Monday, January 28, 2008 - Posts

  • NOW's Hissy Fit


    Oh my dear Emily, I just read that NOW letter about how Ted Kennedy has supposedly betrayed all women everywhere by endorsing Barack Obamaand I have not seen that many exclamation marks since I read Donna Hanover's book about how great it is being the ex-Mrs. Rudy Guiliani. (In brief, it is great!) Even though Politico's Ben Smith double-checked with NOW to make sure this missile was for real, it's still hard to believe it isn't a prank, of the sort pulled by those guys who yelled, "Iron my shirts!'' at Hillary a couple of weeks ago. (Seems like longer, though, doesn't it?)

    This is such an old-fashioned hissy fit, I would not be surprised to wake up tomorrow and read that the sender had gotten up off her fainting couch and apologized: "Silly moi, lost my head there for a minute, on account of PMS. Or not.'' Because it only underscores Kennedy's point about how important it is to "close the book on the old politics of race against race, gender against gender, ethnic group against ethnic group, and straight against gay.'' And Obama's point that the old politics -- interest-group politics -- will not go quietly. Obama's position on abortion rights is identical to Clinton's, so is the fact that Kennedy has endorsed a man really the outrage here? Or is it that somebody thinks their power base in the Democratic Party is being threatened?  

  • Wow, NOW


    "Whoa," says Ben Smith of Politico about the New York chapter of NOW's blast against Ted Kennedy for endorsing Barack Obama. Whoa is right. Also woe. Also wow. NOW NY calls the endorsement "the ultimate betrayal," lays into Kennedy for his apparent past legislative sins, which the group previously "hushed," and writes, “And now the greatest betrayal! We are repaid with his abandonment! He’s picked the new guy over us."  Lots more fury follows—enough to prompt John Dickerson to wonder if the name Mary Jo Kopechne was in the original draft of NOW's press release.

    So, that's it—an endorsement of any candidate but Hillary is a betrayal of the feminist cause? I suppose the more sophisticated version is that interest groups expect the politicians they support to support them blindly in their time of need. This is their time of need, the NY NOW chapter argues, ergo, Kennedy should be with them. But that assumes that the feminist time of need equates with electing Hillary. Would most women, or even most feminists, agree with that? I just can't.
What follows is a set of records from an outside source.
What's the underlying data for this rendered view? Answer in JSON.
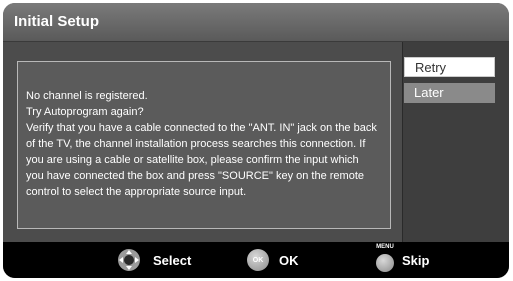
{
  "dialog": {
    "title": "Initial Setup",
    "message_lines": [
      "No channel is registered.",
      "Try Autoprogram again?",
      "Verify that you have a cable connected to the \"ANT. IN\" jack on the  back",
      "of the TV, the channel installation process searches this connection. If",
      "you are using a cable or satellite box, please confirm the input which",
      "you have connected the box and press \"SOURCE\" key on the remote",
      "control to select the appropriate source input."
    ],
    "options": [
      {
        "label": "Retry",
        "selected": true
      },
      {
        "label": "Later",
        "selected": false
      }
    ]
  },
  "footer": {
    "select": {
      "icon": "dpad-icon",
      "label": "Select"
    },
    "ok": {
      "icon": "ok-button-icon",
      "button_text": "OK",
      "label": "OK"
    },
    "skip": {
      "icon": "menu-button-icon",
      "button_text": "MENU",
      "label": "Skip"
    }
  },
  "colors": {
    "panel": "#4c4c4c",
    "side_panel": "#3e3e3e",
    "message_box": "#5b5b5b",
    "selected_option": "#ffffff",
    "unselected_option": "#8a8a8a",
    "footer": "#000000"
  }
}
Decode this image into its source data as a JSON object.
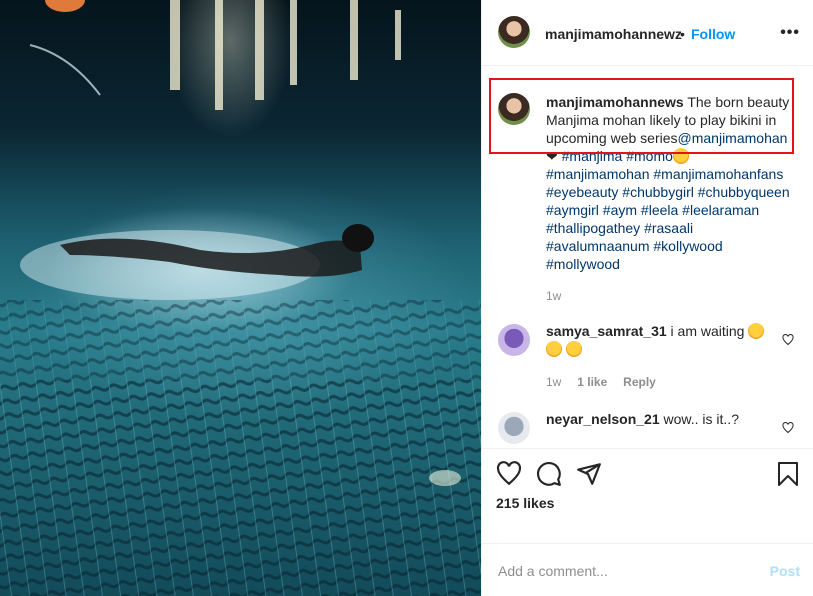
{
  "header": {
    "username": "manjimamohannewz",
    "separator": "•",
    "follow_label": "Follow",
    "more_icon": "•••"
  },
  "caption": {
    "username": "manjimamohannews",
    "text": "The born beauty Manjima mohan likely to play bikini in upcoming web series",
    "mention": "@manjimamohan",
    "hashtags_line1": "#manjima #momo",
    "hashtags": "#manjimamohan #manjimamohanfans #eyebeauty #chubbygirl #chubbyqueen #aymgirl #aym #leela #leelaraman #thallipogathey #rasaali #avalumnaanum #kollywood #mollywood",
    "time": "1w"
  },
  "comments": [
    {
      "username": "samya_samrat_31",
      "text": "i am waiting",
      "time": "1w",
      "likes": "1 like",
      "reply_label": "Reply"
    },
    {
      "username": "neyar_nelson_21",
      "text": "wow.. is it..?"
    }
  ],
  "actions": {
    "likes": "215 likes"
  },
  "add_comment": {
    "placeholder": "Add a comment...",
    "post_label": "Post"
  },
  "colors": {
    "link": "#0095f6",
    "hashtag": "#00376b",
    "highlight": "#e1141b"
  }
}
And what does this narrow-cast way of evaluating a candidate really have to recommend it?  I can't think of anything on that score, either. Can some other women's group please speak up to say that if Kennedy has good reason to think that Obama would be the best president for the country, and a damn fine president for women, then supporting him is A-OK with them?

  • The South Carolina Divides


    I am also ready for Bill Clinton to sit down. But it's worth pointing out that among white women in South Carolina, Bill disaffection—or whatever turned women away from Hillary—seemed to produced a boost for Edwards rather than for Obama. You're right, Dahlia, that Obama won 53 percent of women over all, which is the first time he has cracked 50 percent. But that was because he won 79 percent of black women (who made up one-third of the total electorate). Hillary won 44 percent of white women—a lower number than her overall support among women in Iowa or New Hampshire—Edwards won 34 percent (higher than Iowa and New Hampshire), and Obama won only 22 percent (lower).
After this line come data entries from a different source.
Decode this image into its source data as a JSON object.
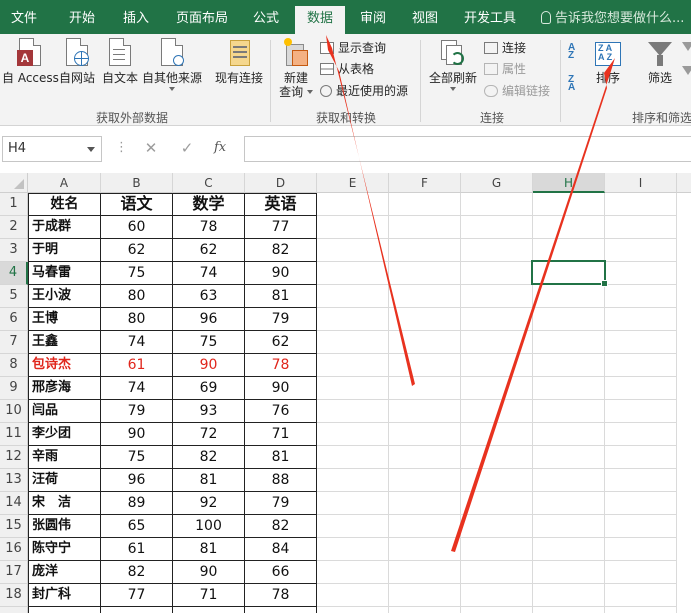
{
  "ribbon_tabs": [
    "文件",
    "开始",
    "插入",
    "页面布局",
    "公式",
    "数据",
    "审阅",
    "视图",
    "开发工具"
  ],
  "tell_me": "告诉我您想要做什么...",
  "get_external": {
    "access": "自 Access",
    "web": "自网站",
    "text": "自文本",
    "other": "自其他来源",
    "existing": "现有连接",
    "group_label": "获取外部数据"
  },
  "get_transform": {
    "new_query_1": "新建",
    "new_query_2": "查询",
    "show_queries": "显示查询",
    "from_table": "从表格",
    "recent_sources": "最近使用的源",
    "group_label": "获取和转换"
  },
  "connections": {
    "refresh_all_1": "全部刷新",
    "connections": "连接",
    "properties": "属性",
    "edit_links": "编辑链接",
    "group_label": "连接"
  },
  "sort_filter": {
    "sort": "排序",
    "filter": "筛选",
    "group_label": "排序和筛选"
  },
  "name_box": "H4",
  "formula_bar": {
    "dots": "⋮",
    "cancel": "✕",
    "enter": "✓",
    "fx": "fx",
    "value": ""
  },
  "columns": [
    "A",
    "B",
    "C",
    "D",
    "E",
    "F",
    "G",
    "H",
    "I"
  ],
  "selected_column": "H",
  "selected_row": 4,
  "header_row": [
    "姓名",
    "语文",
    "数学",
    "英语"
  ],
  "rows": [
    {
      "n": "2",
      "name": "于成群",
      "v": [
        "60",
        "78",
        "77"
      ]
    },
    {
      "n": "3",
      "name": "于明",
      "v": [
        "62",
        "62",
        "82"
      ]
    },
    {
      "n": "4",
      "name": "马春雷",
      "v": [
        "75",
        "74",
        "90"
      ]
    },
    {
      "n": "5",
      "name": "王小波",
      "v": [
        "80",
        "63",
        "81"
      ]
    },
    {
      "n": "6",
      "name": "王博",
      "v": [
        "80",
        "96",
        "79"
      ]
    },
    {
      "n": "7",
      "name": "王鑫",
      "v": [
        "74",
        "75",
        "62"
      ]
    },
    {
      "n": "8",
      "name": "包诗杰",
      "v": [
        "61",
        "90",
        "78"
      ],
      "red": true
    },
    {
      "n": "9",
      "name": "邢彦海",
      "v": [
        "74",
        "69",
        "90"
      ]
    },
    {
      "n": "10",
      "name": "闫品",
      "v": [
        "79",
        "93",
        "76"
      ]
    },
    {
      "n": "11",
      "name": "李少团",
      "v": [
        "90",
        "72",
        "71"
      ]
    },
    {
      "n": "12",
      "name": "辛雨",
      "v": [
        "75",
        "82",
        "81"
      ]
    },
    {
      "n": "13",
      "name": "汪荷",
      "v": [
        "96",
        "81",
        "88"
      ]
    },
    {
      "n": "14",
      "name": "宋　洁",
      "v": [
        "89",
        "92",
        "79"
      ]
    },
    {
      "n": "15",
      "name": "张圆伟",
      "v": [
        "65",
        "100",
        "82"
      ]
    },
    {
      "n": "16",
      "name": "陈守宁",
      "v": [
        "61",
        "81",
        "84"
      ]
    },
    {
      "n": "17",
      "name": "庞洋",
      "v": [
        "82",
        "90",
        "66"
      ]
    },
    {
      "n": "18",
      "name": "封广科",
      "v": [
        "77",
        "71",
        "78"
      ]
    }
  ],
  "colors": {
    "excel_green": "#217346",
    "red_text": "#e0261c",
    "arrow": "#e8321f"
  }
}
    I hate to carp on these divisions, but they're too big to ignore. There's a divide among men, too, and it's almost as wide, just with positions one and two reversed: Edwards got 43 percent of white men, Clinton 29 percent, and Obama 27 percent. Meanwhile, Obama got 82 percent of black men. What, if anything, could alter all the individual calculuses that's causing this heavy identity politics? Or does it all not matter, because all these groups of Democrats will support the eventual nominee in adequate numbers, and it's naive to think that in a primary in which the candidates agree on most of the big issues, people won't be inclined to vote for the one who looks like they do?